Comment avez-vous démarré votre carrière dans le mobilier de jardin ?
Frédéric Sofia : J’ai rencontré Bernard Reybier, le patron de Fermob, il y a une vingtaine d’années. Après une carrière de chef de projet dans l’agence de design Centdegrés, avec laquelle j’avais dessiné quelques meubles pour Lafuma, je venais de m’installer à mon compte. Lui avait remporté l’appel d’offres pour le renouvellement des sièges du jardin du Luxembourg et j’étais fasciné par ce mobilier intemporel. Devant mon enthousiasme, il m’a proposé de concevoir le projet.
De quelle façon avez-vous procédé ?
Jasper Morrison, que j’admire, venait de sortir la chaise SIM chez Vitra, un « redesign » de la célèbre 40/4, conçue dans les années 60 par David Rowland. J’ai préféré moi aussi redessiner le siège Luxembourg plutôt que de créer un modèle ex-nihilo. Ma version est sortie en 2004. J’ai tout de suite eu envie d’en faire un objet édité pour le grand public. Au début, les gens étaient sceptiques.
Aujourd’hui, c’est la meilleure vente de Fermob. D’où vous vient l’inspiration ?
Je pars systématiquement d’une histoire. Pour la collection « Luxembourg », il s’agissait de celle de produits fabriqués en série par une entreprise qui véhicule un certain nombre de valeurs françaises à l’étranger. J’ai ensuite conçu « Sixties ». Fan des années 60 et de leur optimisme, j’ai dessiné un mobilier qui parle de cette époque, sans faire de plagiat.

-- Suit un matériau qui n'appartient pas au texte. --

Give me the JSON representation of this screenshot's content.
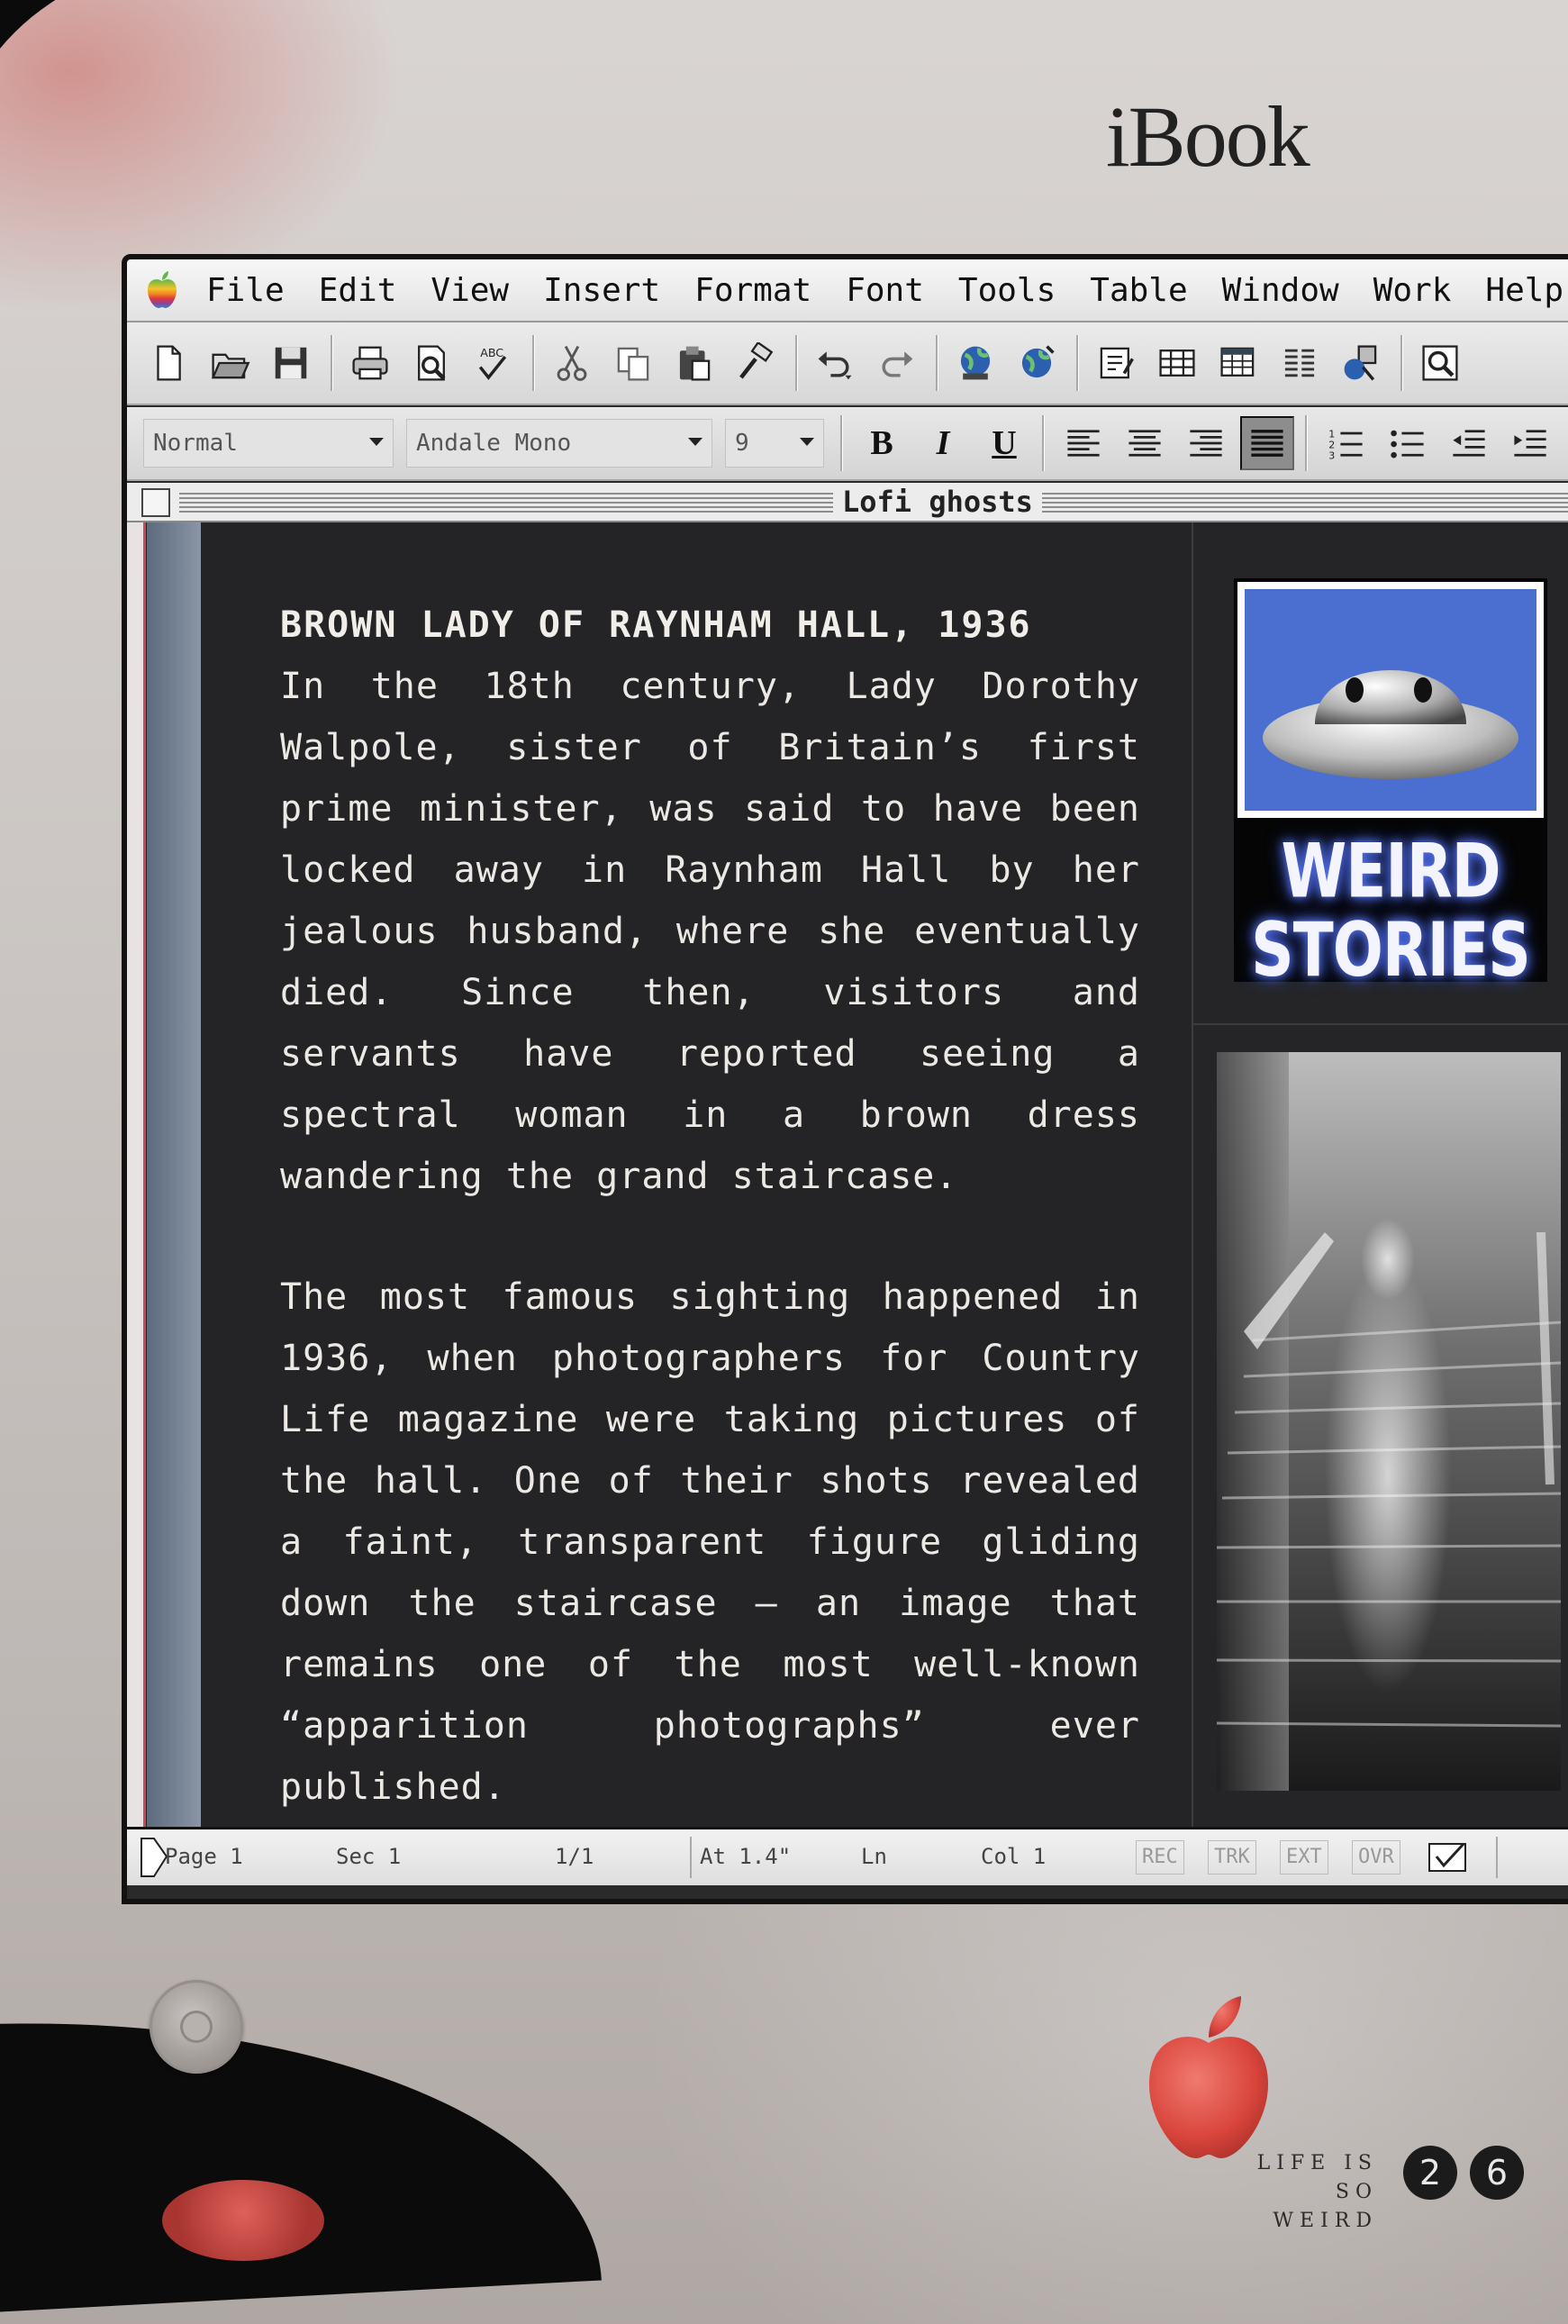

Par ailleurs, je passe beaucoup de temps dans la nature et dans ma maison de campagne.
Que cherchez-vous à transmettre à travers vos collections ?
L’art de vivre à la française, orienté vers la conversation. Les Français aiment tellement ça qu’ils créent des atmosphères qui engagent à discuter, à jouer, à manger ensemble… La France est le seul pays à pousser aussi loin la sophistication de la vie à l’extérieur.
« Lorette » est la dernière-née de votre collaboration avec Fermob. Comment l’idée vous en est-elle venue ?
Cela faisait dix ans que j’essayais de formaliser le concept d’un mobilier qui raconte la vie à la campagne débarrassée de son caractère rustique. L’utilisation du métal et le dossier médaillon très classique sont un clin d’oeil au monogramme des marques de luxe, aux moucharabiehs et aux logos en général. Autant je pense que le mobilier indoor doit coller à l’air du temps, autant avec Fermob, ce qui m’intéresse, c’est d’être intemporel.
Vous avez sorti la marque de sa zone de confort en dessinant son premier canapé, avec l’usage comme valeur fondamentale…
J’ai pensé ce canapé comme un îlot que l’on pose au milieu d’un espace extérieur pour s’adapter à diverses activités : lecture, sieste, discussion. Ma réponse est un dossier à plusieurs angles d’inclinaison. Le développement a été assez long car mon projet, innovant, incluait un textile outdoor au toucher chaleureux et Fermob n’avait pas encore de savoir-faire dans le mobilier rembourré.
On sent que la technique est un élément essentiel de votre travail.
Ma formation initiale, c’est le génie mécanique, le travail du métal et de l’alu. Quand je conçois un meuble, en même temps que je le dessine, j’intègre son procédé de fabrication et son coût de production. Mon métier consiste à appréhender toutes ces problématiques en même temps afin d’être accessible au plus grand nombre.
Il y a deux ans, vous avez aussi été nommé directeur artistique de Rodet, rachetée par Fermob. Quelle y est votre mission ?
Créée en 1946, Rodet est devenue leader dans le secteur du tube métallique avant de se spécialiser dans le mobilier de collectivités. Mon travail consiste à relancer la marque grâce à de nouveaux produits et à une nouvelle identité. J’ai dessiné la collection « Kawa » sans prétention, à un prix très accessible. Je me sens utile ainsi.